I wrote their names near their thumbs whilst I was carving but I might sand those off. It’s interesting that everyone found their finger holds easily if they began by finding their thumb position.

  

Experiments in wood carving.

Lime wood is great to begin with as it is very smooth,  fine-grained and really quite soft hence easy to cut. I started with learning to cut straight gouged lines along the grain. The wood naturally curls up as it is cut, I thought about leaving the little coils attached as they looked so good but they’re very brittle and would have fallen off very soon anyway.

  

Wood carving

This is my first time on a wood carving course. I am being taught by Malcolm Martin, he and his partner are pass masters, what a joy to be taught by such a talented man.

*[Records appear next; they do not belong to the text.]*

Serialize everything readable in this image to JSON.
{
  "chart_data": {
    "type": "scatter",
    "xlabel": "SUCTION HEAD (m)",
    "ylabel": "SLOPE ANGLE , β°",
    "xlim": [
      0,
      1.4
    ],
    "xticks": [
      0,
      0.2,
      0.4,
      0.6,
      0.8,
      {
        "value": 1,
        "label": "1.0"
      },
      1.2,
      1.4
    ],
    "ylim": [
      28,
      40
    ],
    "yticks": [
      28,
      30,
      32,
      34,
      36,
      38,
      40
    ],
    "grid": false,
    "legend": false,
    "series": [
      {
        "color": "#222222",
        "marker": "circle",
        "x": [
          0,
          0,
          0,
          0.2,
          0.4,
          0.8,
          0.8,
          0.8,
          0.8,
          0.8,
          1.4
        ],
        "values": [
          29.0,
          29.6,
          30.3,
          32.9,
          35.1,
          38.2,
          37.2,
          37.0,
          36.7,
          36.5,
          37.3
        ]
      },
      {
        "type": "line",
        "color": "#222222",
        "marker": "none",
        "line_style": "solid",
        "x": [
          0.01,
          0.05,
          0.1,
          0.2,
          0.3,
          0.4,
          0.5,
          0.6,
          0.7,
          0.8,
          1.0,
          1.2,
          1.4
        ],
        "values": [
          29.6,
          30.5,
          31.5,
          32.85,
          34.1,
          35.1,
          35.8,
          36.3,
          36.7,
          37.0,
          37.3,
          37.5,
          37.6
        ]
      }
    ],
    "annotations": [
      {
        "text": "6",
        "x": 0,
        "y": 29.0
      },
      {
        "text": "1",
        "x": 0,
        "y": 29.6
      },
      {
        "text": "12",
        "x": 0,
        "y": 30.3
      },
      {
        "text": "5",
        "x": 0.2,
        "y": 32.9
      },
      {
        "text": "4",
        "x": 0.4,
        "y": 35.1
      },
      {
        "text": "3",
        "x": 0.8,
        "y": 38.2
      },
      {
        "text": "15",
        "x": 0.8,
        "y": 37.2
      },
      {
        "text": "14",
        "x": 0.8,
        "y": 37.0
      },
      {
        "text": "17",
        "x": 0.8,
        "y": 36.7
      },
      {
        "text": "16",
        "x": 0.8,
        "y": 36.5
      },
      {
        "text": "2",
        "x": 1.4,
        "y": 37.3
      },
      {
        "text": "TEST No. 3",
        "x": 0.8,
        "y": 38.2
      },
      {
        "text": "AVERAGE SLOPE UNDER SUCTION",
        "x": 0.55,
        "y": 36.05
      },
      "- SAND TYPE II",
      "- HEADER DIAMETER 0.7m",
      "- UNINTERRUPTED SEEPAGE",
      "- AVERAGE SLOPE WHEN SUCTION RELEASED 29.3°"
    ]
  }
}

This is my first proper attempt, about an hour in, lots more very tricky cutting to do. I have made a rod for my own back as the whole piece is only the size of a postcard, wish I had made it larger. 

 
  

Systems – Rotation, Reversal, Chance

Playing around with a system of rotation and reversal of a simple shape, I corrugated the paper cut-outs which adds an element of chance in how the light falls, the pieces are not attached and naturally curl up in random ways. Half the cut-outs were corrugated top to bottom, the rest side to side. Of course the corrugations shortened the lengths so the pieces no longer fill the squares properly. For a few moments this looked wonderful in strong sunlight but now it’s cloudy again.